I’m still considering taking up pilates in the summer, but I’ll definitely be sticking with tai chi. I started in the beginners’ class back at the end of January and have recently moved up to what they call ‘continuing’ classes. This was a shock to the system. I’d grown to love my beginners’ class and our tight little group of four initiates and four experts. We spent our weeks slowly learning a whole ‘set’ of tai chi which has over a hundred moves in it. I can do it, so long as I’ve got people around me I can follow – as our instructor said, the one thing tai chi really improves is your peripheral vision – and I think it’s beautiful. The movements are slow and graceful and often satisfying in a profound way I don’t have words to describe. This alone is probably very good for me – the fact it’s a couple of non-verbal hours in my life. Oddly enough I’ve turned out to be good at it, which is surprising after all those years of being a sports dunce and the last person picked for any team. And of course I don’t feel particularly good at it; it just feels sort of straightforward to do. Doubtless years of ballet as a child helped. Being twenty years younger than the others is my secret weapon.

So, anyway, I’ve moved up to the next class which is packed. There must be thirty or so people who turn up for it, and after the expansiveness of being eight in a large hall, we’re now all crammed in sardine-like which has proved hot the past few weeks. We begin by going twice through the full set, which feels like it might last forever (in reality it lasts about 40 minutes). And then we do a bunch of foundation exercises, which we do for another long, long time. After that comes a 25 minute break and then a final half hour working on a small part of the form. I’m gradually meeting a few people as they are all very friendly. Two sisters introduced themselves to me, one of whom, poor woman, is currently fighting two types of cancer which is more courage than I can imagine having. She was cheerier than me, too, which was rather humbling. ‘Did you tell her about your bad arm?’ Mr Litlove asked me when I recounted this. ‘And your sore gum?’ Husbands, dontcha love ‘em? I actually told her sister that I’d had 13 years of chronic fatigue and felt let off lightly by comparison. Lots of people in the class have health reasons for being there, as it’s supposed to be a very gentle but effective exercise. Gentle and effective is certainly what’s working for me right now.
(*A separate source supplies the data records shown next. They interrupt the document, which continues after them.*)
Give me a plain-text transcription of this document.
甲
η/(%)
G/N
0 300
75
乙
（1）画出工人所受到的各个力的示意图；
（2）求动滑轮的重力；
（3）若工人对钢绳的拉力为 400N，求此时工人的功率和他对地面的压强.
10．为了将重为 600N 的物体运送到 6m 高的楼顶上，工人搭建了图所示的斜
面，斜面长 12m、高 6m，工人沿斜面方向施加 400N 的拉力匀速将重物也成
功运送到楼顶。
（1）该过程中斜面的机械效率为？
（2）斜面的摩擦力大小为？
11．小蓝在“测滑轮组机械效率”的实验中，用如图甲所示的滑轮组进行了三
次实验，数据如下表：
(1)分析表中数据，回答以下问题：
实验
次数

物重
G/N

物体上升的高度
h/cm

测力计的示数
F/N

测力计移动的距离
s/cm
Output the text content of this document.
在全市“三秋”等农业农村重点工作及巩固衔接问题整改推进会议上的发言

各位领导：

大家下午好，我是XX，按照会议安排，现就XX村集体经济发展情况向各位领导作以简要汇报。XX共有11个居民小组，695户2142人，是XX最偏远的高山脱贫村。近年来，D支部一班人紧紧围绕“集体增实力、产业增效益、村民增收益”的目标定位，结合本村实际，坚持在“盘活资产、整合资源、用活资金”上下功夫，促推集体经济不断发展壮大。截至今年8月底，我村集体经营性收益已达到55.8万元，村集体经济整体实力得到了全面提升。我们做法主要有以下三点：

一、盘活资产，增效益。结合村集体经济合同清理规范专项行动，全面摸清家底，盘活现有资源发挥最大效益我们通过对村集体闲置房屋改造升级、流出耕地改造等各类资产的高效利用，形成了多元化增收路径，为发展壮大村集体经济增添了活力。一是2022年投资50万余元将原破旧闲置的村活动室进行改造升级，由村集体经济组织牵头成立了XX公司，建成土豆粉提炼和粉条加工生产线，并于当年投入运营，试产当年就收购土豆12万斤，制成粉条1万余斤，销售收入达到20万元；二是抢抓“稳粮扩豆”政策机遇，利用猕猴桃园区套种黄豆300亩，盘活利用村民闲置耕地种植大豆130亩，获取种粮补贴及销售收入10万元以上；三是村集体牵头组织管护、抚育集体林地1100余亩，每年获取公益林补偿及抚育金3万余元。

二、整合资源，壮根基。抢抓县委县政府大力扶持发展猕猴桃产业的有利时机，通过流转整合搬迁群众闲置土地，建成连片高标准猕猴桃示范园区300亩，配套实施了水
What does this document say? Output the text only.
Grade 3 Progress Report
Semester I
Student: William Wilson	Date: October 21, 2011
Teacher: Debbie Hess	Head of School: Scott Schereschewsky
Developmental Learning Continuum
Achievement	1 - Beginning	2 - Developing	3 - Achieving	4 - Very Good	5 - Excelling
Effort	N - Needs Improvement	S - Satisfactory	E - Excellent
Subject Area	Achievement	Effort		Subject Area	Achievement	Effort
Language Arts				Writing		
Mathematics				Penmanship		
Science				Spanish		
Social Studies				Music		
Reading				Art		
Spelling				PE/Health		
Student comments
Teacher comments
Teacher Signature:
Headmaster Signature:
And then my son is still not exactly what you’d call happy, but he has recently signed onto a temp agency that supplies waiters and bar staff to social functions. He’s done this mostly under his own steam, and is hopeful that it will earn him a bit of cash and give him useful skills and experience. In about ten days time he is going on holiday to Spain with ten of his friends, which is the good news. The bad news is that his ex-girlfriend is one of them and they began organising the trip before they split. Goodness only knows what will come of this trip; it could be anything from some necessary closure to emotional chaos. But my son has evidently thought it all through and decided he wants to go nevertheless. Even though he knows it’s not likely, I expect there’s a part of him that hopes they might get back together, which Mr Litlove fears but I doubt. ‘Though if we do get back together, I won’t tell you and Dad,’ he said, to which threat I couldn’t help but smile and say that the list of things I didn’t need to be told was surprisingly long and included dangerous expeditions, late night emo showdowns and trips to the ER. My neighbour was telling me her theory the other day that we have been too nice to our kids while they were growing up and so are involved in their adolescent shenanigans when their normal response ought to be to keep them well out of our sight. I like that theory; I may just run with it.